Global Electron Thermodynamics in Radiatively Inefficient Accretion Flows

TL;DR

This paper develops a covariant model to analyze how different turbulent heating mechanisms affect ion and electron temperatures in radiatively inefficient accretion flows, providing insights into plasma thermodynamics near black holes.

Contribution

It introduces a comprehensive analytic model incorporating compressive and Alfvenic cascades, Coulomb collisions, and cooling, to predict ion-electron temperature ratios in accretion flows.

Findings

Small electron heating leads to virial temperature scaling.

Compressive cascades increase the ion-to-electron temperature ratio.

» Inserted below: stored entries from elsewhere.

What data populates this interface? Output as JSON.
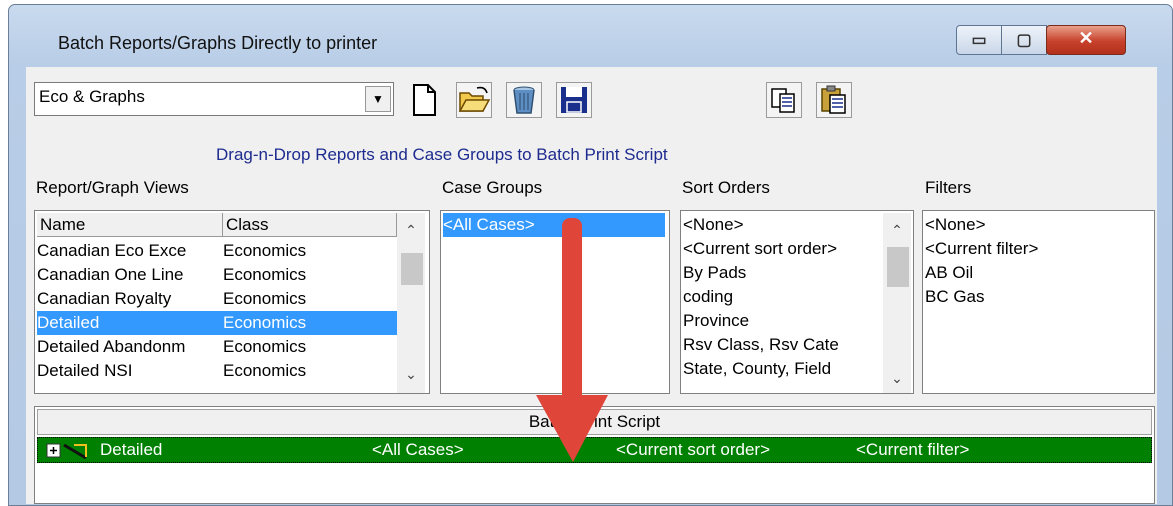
{
  "window": {
    "title": "Batch Reports/Graphs Directly to printer",
    "min_glyph": "▭",
    "max_glyph": "▢",
    "close_glyph": "✕"
  },
  "toolbar": {
    "report_set_value": "Eco & Graphs",
    "dropdown_arrow": "▼",
    "icons": [
      "new-document-icon",
      "open-folder-icon",
      "delete-trash-icon",
      "save-disk-icon",
      "copy-icon",
      "paste-clipboard-icon"
    ]
  },
  "instructions": "Drag-n-Drop Reports and Case Groups to Batch Print Script",
  "views": {
    "label": "Report/Graph Views",
    "columns": [
      "Name",
      "Class"
    ],
    "rows": [
      {
        "name": "Canadian Eco Exce",
        "class": "Economics"
      },
      {
        "name": "Canadian One Line",
        "class": "Economics"
      },
      {
        "name": "Canadian Royalty",
        "class": "Economics"
      },
      {
        "name": "Detailed",
        "class": "Economics"
      },
      {
        "name": "Detailed Abandonm",
        "class": "Economics"
      },
      {
        "name": "Detailed NSI",
        "class": "Economics"
      }
    ],
    "selected_index": 3
  },
  "case_groups": {
    "label": "Case Groups",
    "items": [
      "<All Cases>"
    ],
    "selected_index": 0
  },
  "sort_orders": {
    "label": "Sort Orders",
    "items": [
      "<None>",
      "<Current sort order>",
      "By Pads",
      "coding",
      "Province",
      "Rsv Class, Rsv Cate",
      "State, County, Field"
    ]
  },
  "filters": {
    "label": "Filters",
    "items": [
      "<None>",
      "<Current filter>",
      "AB Oil",
      "BC Gas"
    ]
  },
  "batch_script": {
    "header": "Batch Print Script",
    "rows": [
      {
        "report": "Detailed",
        "case_group": "<All Cases>",
        "sort_order": "<Current sort order>",
        "filter": "<Current filter>"
      }
    ]
  },
  "colors": {
    "selection": "#3399ff",
    "script_row": "#008000",
    "drag_arrow": "#e0453a"
  }
}
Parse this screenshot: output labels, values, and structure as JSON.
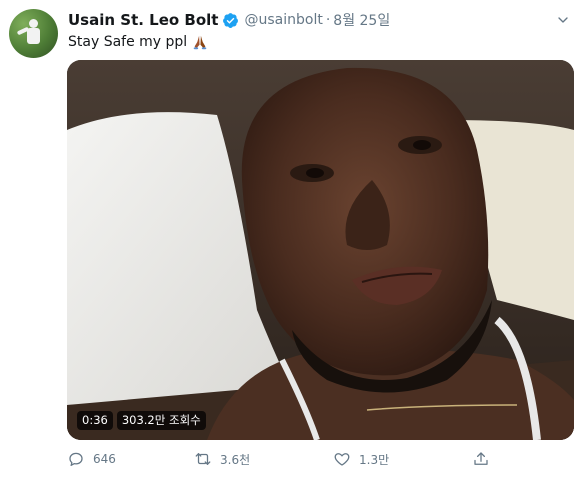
{
  "tweet": {
    "author_name": "Usain St. Leo Bolt",
    "handle": "@usainbolt",
    "separator": "·",
    "timestamp": "8월 25일",
    "text": "Stay Safe my ppl",
    "emoji_icon": "folded-hands-icon"
  },
  "media": {
    "type": "video",
    "duration": "0:36",
    "views": "303.2만 조회수"
  },
  "actions": {
    "reply_count": "646",
    "retweet_count": "3.6천",
    "like_count": "1.3만",
    "share_icon": "share-icon"
  },
  "colors": {
    "text_primary": "#14171a",
    "text_secondary": "#657786",
    "verified_blue": "#1da1f2"
  }
}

Temperature ratio ranges from approximately 5 to 40 across conditions.

Abstract

In the collisionless plasmas of radiatively inefficient accretion flows, heating and acceleration of ions and electrons is not well understood. Recent studies in the gyrokinetic limit revealed the importance of incorporating both the compressive and Alfvenic cascades when calculating the partition of dissipated energy between the plasma species. In this paper, we use a covariant analytic model of the accretion flow to explore the impact of compressive and Alfvenic heating, Coulomb collisions, compressional heating, and radiative cooling on the radial temperature profiles of ions and electrons. We show that, independent of the partition of heat between the plasma species, even a small fraction of turbulent energy dissipated to the electrons makes their temperature scale with a virial profile and the ion-to-electron temperature ratio smaller than in the case of pure Coulomb heating. In contrast, the presence of compressive cascades makes this ratio larger because compressive turbulent energy is channeled primarily into the ions. We calculate the ion-to-electron temperature in the inner accretion flow for a broad range of plasma properties, mass accretion rates, and black hole spins and show that it ranges between $5 \lesssim T_i/T_e \lesssim 40$. We provide a physically motivated expression for this ratio that can be used to calculate observables from simulations of black hole accretion flows for a wide range of conditions.